By: Sheila Kun RN, BSN, MS, CPN, FCCP
Diabetes type 2 is a very common problem which deserves in depth understanding from scratch. Since this is a huge topic, for the coming months, our Care Ministry will begin a series of what I call ”Diabetes 101”. We will seek out pertinent educational information from programs with the best practice.
Here is “A little summary of how our pancreas and liver work from the Mayo Clinic.” Functions of the pancreas in relation to Type 2 Diabetes:
The role of glucose
Glucose-a sugar- is a main source of energy for the cells that make up muscles and other tissues.
- Glucose comes from two major sources: food and your liver.
- Sugar is absorbed into the bloodstream, where it enters cells with the help of insulin.
- Your liver stores and makes glucose.
- When your insulin levels are low, such as when you haven’t eaten in a while, the liver breaks down stored glycogen* into glucose to keep your glucose level within a normal range.

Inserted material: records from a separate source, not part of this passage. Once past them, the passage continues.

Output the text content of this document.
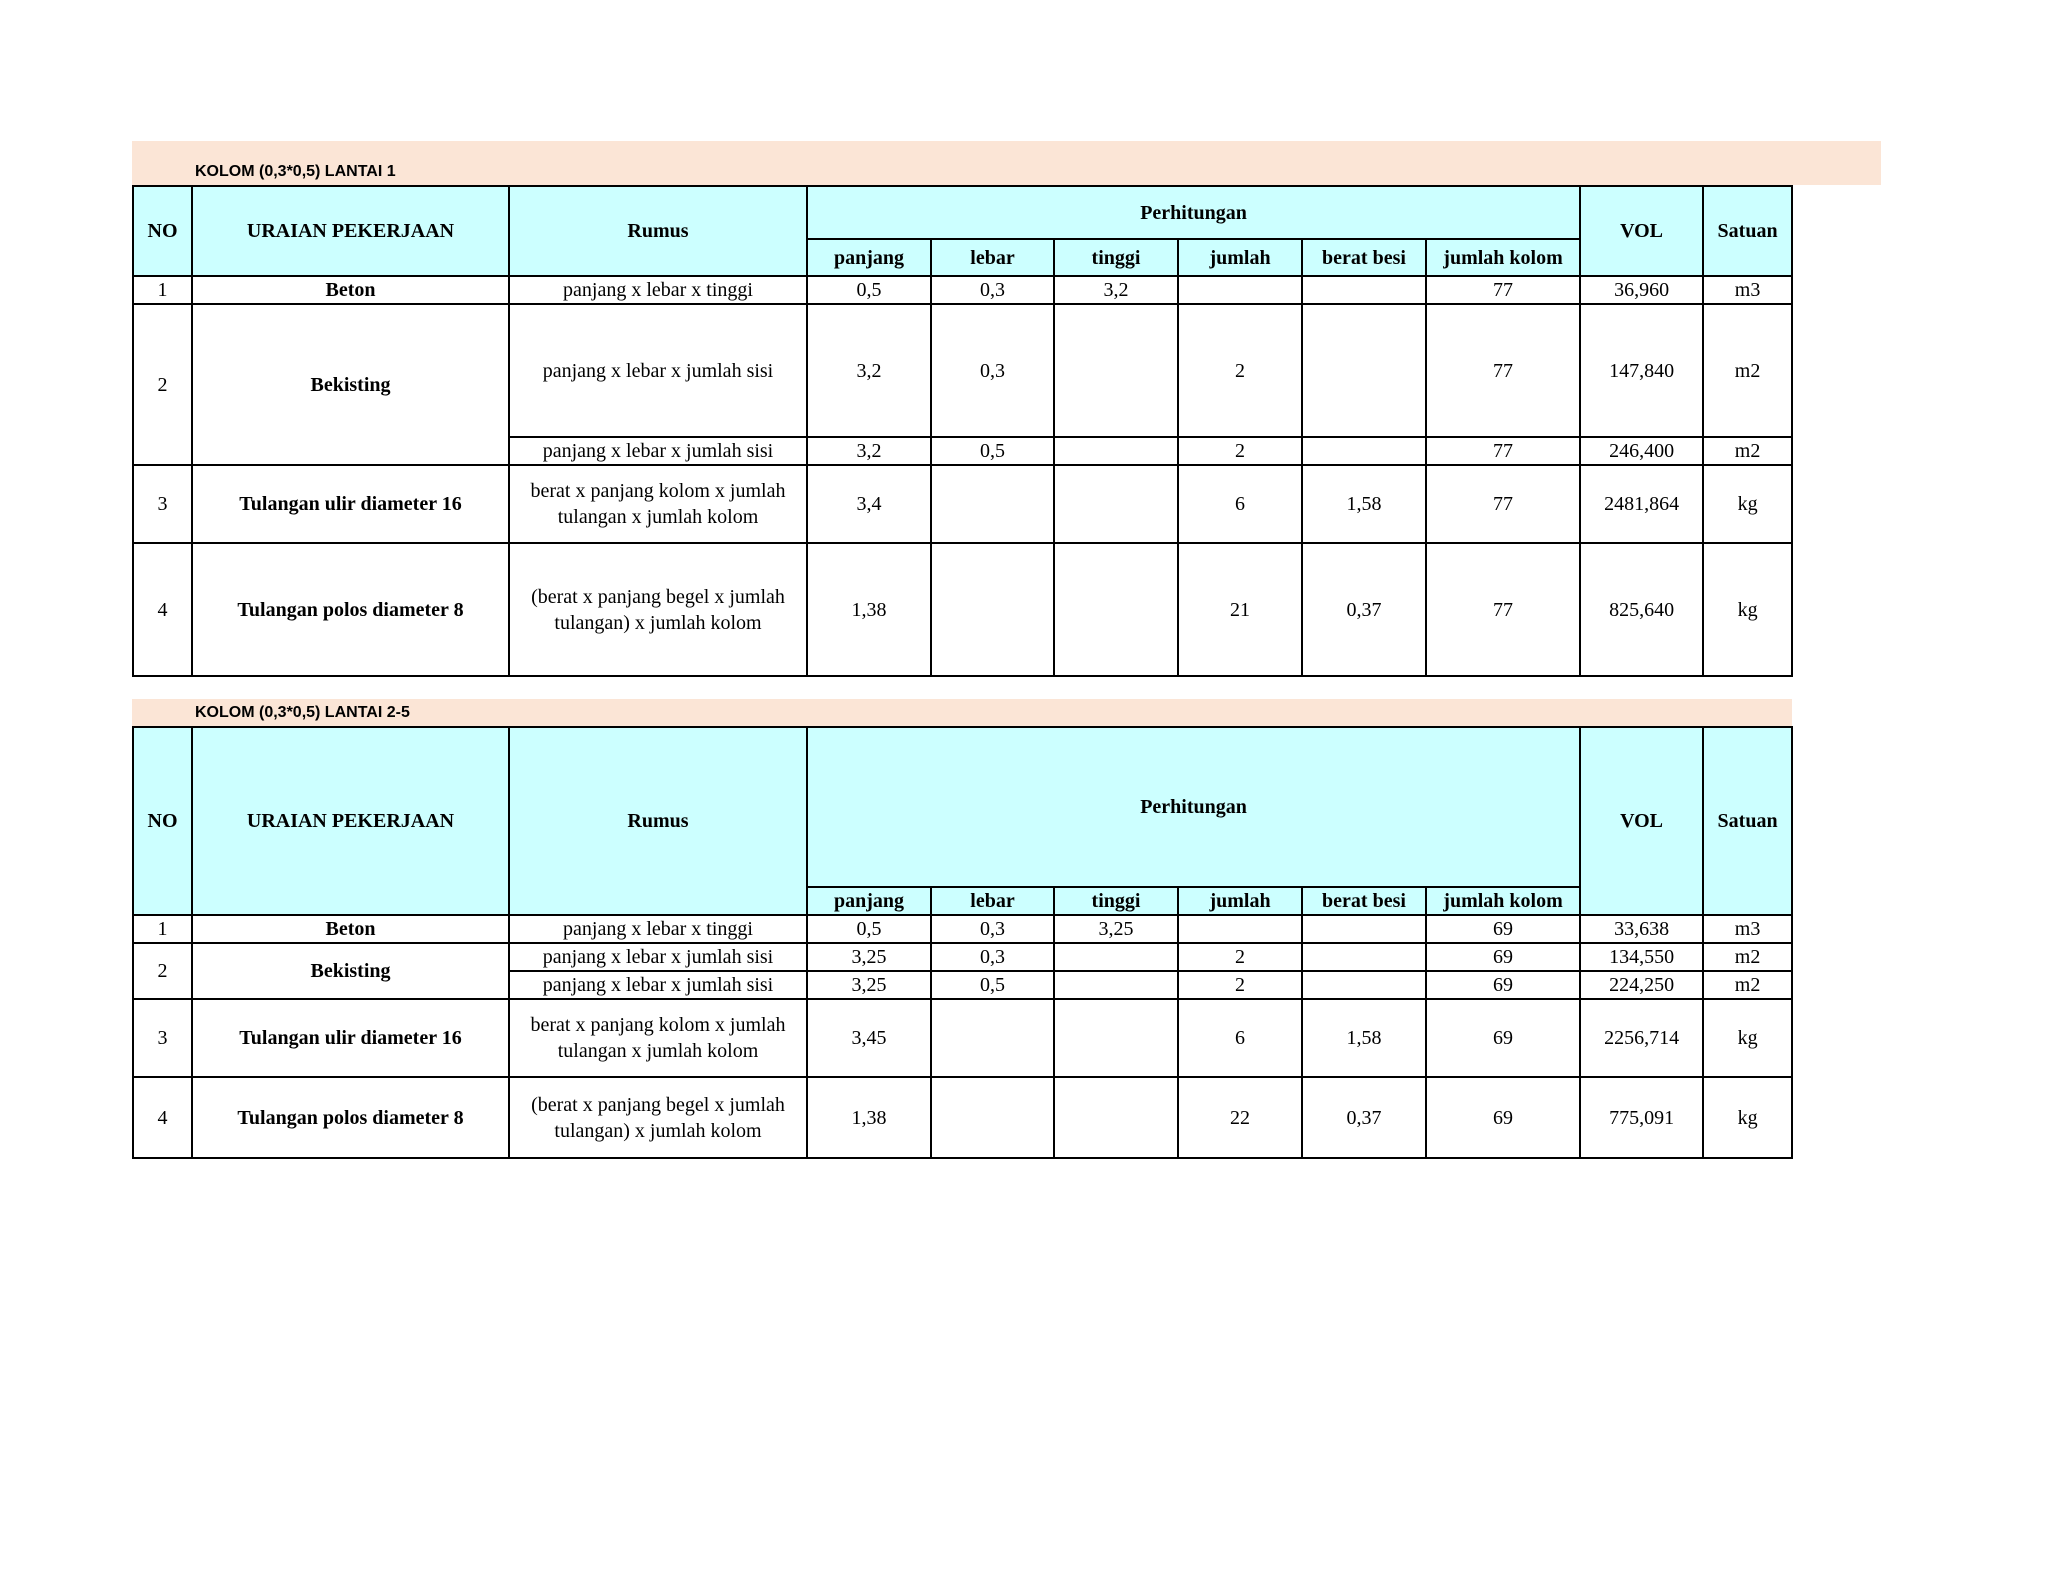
KOLOM (0,3*0,5) LANTAI 1
NO	URAIAN PEKERJAAN	Rumus	Perhitungan						VOL	Satuan
			panjang	lebar	tinggi	jumlah	berat besi	jumlah kolom		
1	Beton	panjang x lebar x tinggi	0,5	0,3	3,2			77	36,960	m3
2	Bekisting	panjang x lebar x jumlah sisi	3,2	0,3		2		77	147,840	m2
		panjang x lebar x jumlah sisi	3,2	0,5		2		77	246,400	m2
3	Tulangan ulir diameter 16	berat x panjang kolom x jumlah tulangan x jumlah kolom	3,4			6	1,58	77	2481,864	kg
4	Tulangan polos diameter 8	(berat x panjang begel x jumlah tulangan) x jumlah kolom	1,38			21	0,37	77	825,640	kg
KOLOM (0,3*0,5) LANTAI 2-5
NO	URAIAN PEKERJAAN	Rumus	Perhitungan						VOL	Satuan
			panjang	lebar	tinggi	jumlah	berat besi	jumlah kolom		
1	Beton	panjang x lebar x tinggi	0,5	0,3	3,25			69	33,638	m3
2	Bekisting	panjang x lebar x jumlah sisi	3,25	0,3		2		69	134,550	m2
		panjang x lebar x jumlah sisi	3,25	0,5		2		69	224,250	m2
3	Tulangan ulir diameter 16	berat x panjang kolom x jumlah tulangan x jumlah kolom	3,45			6	1,58	69	2256,714	kg
4	Tulangan polos diameter 8	(berat x panjang begel x jumlah tulangan) x jumlah kolom	1,38			22	0,37	69	775,091	kg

- Glycogen is the analogue of starch: when the body doesn’t need to use the glucose for energy, it stores it in the liver and muscles.
How insulin works
Insulin is a hormone that comes from the pancreas, a gland situated behind and below the stomach.
- The pancreas secretes insulin into the bloodstream.

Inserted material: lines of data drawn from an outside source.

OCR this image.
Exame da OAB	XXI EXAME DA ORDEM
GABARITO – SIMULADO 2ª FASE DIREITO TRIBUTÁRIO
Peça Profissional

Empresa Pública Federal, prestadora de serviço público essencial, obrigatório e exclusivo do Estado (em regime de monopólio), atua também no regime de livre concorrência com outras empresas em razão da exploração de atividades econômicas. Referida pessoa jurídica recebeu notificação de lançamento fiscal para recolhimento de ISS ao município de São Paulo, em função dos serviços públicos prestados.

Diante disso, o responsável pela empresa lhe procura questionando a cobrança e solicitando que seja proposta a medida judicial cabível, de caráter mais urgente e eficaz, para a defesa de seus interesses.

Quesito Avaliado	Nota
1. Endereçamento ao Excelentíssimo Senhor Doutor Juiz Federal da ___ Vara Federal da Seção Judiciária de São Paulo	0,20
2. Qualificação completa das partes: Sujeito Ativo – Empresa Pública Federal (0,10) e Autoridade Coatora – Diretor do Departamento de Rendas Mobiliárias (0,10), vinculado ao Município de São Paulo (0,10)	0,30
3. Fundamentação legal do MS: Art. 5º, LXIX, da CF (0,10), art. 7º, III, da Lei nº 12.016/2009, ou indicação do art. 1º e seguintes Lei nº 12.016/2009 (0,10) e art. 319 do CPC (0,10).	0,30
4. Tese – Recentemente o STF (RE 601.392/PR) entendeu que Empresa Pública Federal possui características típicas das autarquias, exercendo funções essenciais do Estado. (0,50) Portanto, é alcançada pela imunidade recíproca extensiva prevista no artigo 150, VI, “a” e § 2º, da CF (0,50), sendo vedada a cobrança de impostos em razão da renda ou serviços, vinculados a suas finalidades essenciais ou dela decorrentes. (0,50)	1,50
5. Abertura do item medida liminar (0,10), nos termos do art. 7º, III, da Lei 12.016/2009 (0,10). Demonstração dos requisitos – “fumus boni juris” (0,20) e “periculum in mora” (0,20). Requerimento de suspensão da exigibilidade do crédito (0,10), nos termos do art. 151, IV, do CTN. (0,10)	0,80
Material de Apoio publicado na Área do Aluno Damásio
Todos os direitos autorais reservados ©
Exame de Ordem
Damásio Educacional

- The insulin circulates, enabling sugar to enter your cells.
- Insulin lowers the amount of sugar in your bloodstream.
As your blood sugar level drops, so does the secretion of insulin from your pancreas
How your body works
Normally, your body changes most foods into glucose (sugar). Insulin helps glucose move from your blood into your cells where it can be used for energy. When you have diabetes, your body does not use food properly for energy, so glucose builds up in the blood.
The Care Ministry wants to emphasize that this article is not meant to be your medical advice. Any of your health related questions should be directed to your own physician. Diabetes is here to stay. Let us start the conversation.